Oder könnte es sein, dass die nehmenden Hände übersehen haben, das sie von gebenden Händen gut leben (schön im Englischen: makers and takers)? Wäre vielleicht ein Streik der ständig höher belasteten Bürger ein wichtiges „Haltung zeigen“, eine Demonstration, die deutlich macht, dass das lautlose Funktionieren nicht selbstverständlich ist? Aber das wäre vermutlich schon an der Grenze zum Gewaltaufruf. Sagen wir mal, wenn die Steuerzahler dagegen streiken, dass trotz Rekordsteuereinnahmen die Abgaben steigen und ständig neue Steuern erfunden werden wie CO2-Steuern und Fleischssteuern? Oder wenn die Beitragszahler in die Sozialkassen streiken, weil ihre Beiträge für Zuwanderer ausgeschüttet werden, aber nicht für Einzahler? Natürlich ist ein Streik der Steuer- und Beitragszahler ganz krass gesetzwidrig, schon der Aufruf dazu; der Zahler hat keine Rechte. Das lernt man allerdings erst als Erwachsener, dann aber ziemlich schnell.

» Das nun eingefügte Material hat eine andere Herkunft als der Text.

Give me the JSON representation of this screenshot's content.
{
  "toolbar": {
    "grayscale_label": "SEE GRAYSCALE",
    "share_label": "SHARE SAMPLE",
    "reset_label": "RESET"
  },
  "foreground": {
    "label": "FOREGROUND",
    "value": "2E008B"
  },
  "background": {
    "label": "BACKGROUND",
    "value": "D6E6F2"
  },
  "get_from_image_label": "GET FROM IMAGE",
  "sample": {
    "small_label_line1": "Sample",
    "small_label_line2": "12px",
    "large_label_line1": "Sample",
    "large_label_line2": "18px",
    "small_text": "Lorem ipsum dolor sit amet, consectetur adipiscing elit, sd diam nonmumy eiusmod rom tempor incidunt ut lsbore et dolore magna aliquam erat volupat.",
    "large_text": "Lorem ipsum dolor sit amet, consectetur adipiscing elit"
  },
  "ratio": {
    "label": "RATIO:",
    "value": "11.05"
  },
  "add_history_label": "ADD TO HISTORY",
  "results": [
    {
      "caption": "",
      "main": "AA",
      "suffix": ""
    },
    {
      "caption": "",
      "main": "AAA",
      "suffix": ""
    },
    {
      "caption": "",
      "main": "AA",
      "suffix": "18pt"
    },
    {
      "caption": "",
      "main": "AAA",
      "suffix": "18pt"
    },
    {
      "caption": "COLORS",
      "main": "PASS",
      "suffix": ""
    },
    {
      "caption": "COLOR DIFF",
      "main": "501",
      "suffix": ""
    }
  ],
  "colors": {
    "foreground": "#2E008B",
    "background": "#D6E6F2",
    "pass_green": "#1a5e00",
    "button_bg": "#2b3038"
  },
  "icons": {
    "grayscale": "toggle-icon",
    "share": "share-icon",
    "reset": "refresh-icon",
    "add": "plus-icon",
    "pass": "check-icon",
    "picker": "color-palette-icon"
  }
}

Es könnte auch passieren, dass die Mitarbeiter in den verhassten Kohlekraftwerken mal von sich aus die Hitze drosseln. Mal schauen, wieviel Wind dann zusätzlich weht zum Ausgleich und ob dann die Sonne als Streikbrecher nächtens doch scheint. Wie wäre es mit einem Sitzstreik der alten, weißen Männer auf Busspur und Straßenbahngeleisen oder Hauptverkehrsadern, um ihren Teil zum „Geschlechterkampf“ beizutragen, wie es neuerdings heißt, aber einen neuen „Generationenkonflikt“ meint – deutsche Sprache ist eben vielfältig?
Das wäre doch eine Lehrstunde, die das Leben allerdings niemals bieten wird. Aber vielleicht kommt es ja auch anders. Pflichtgefühl ist anerzogen. Sie kann es aber auch mal lassen. Sie, die schweigende Mehrheit.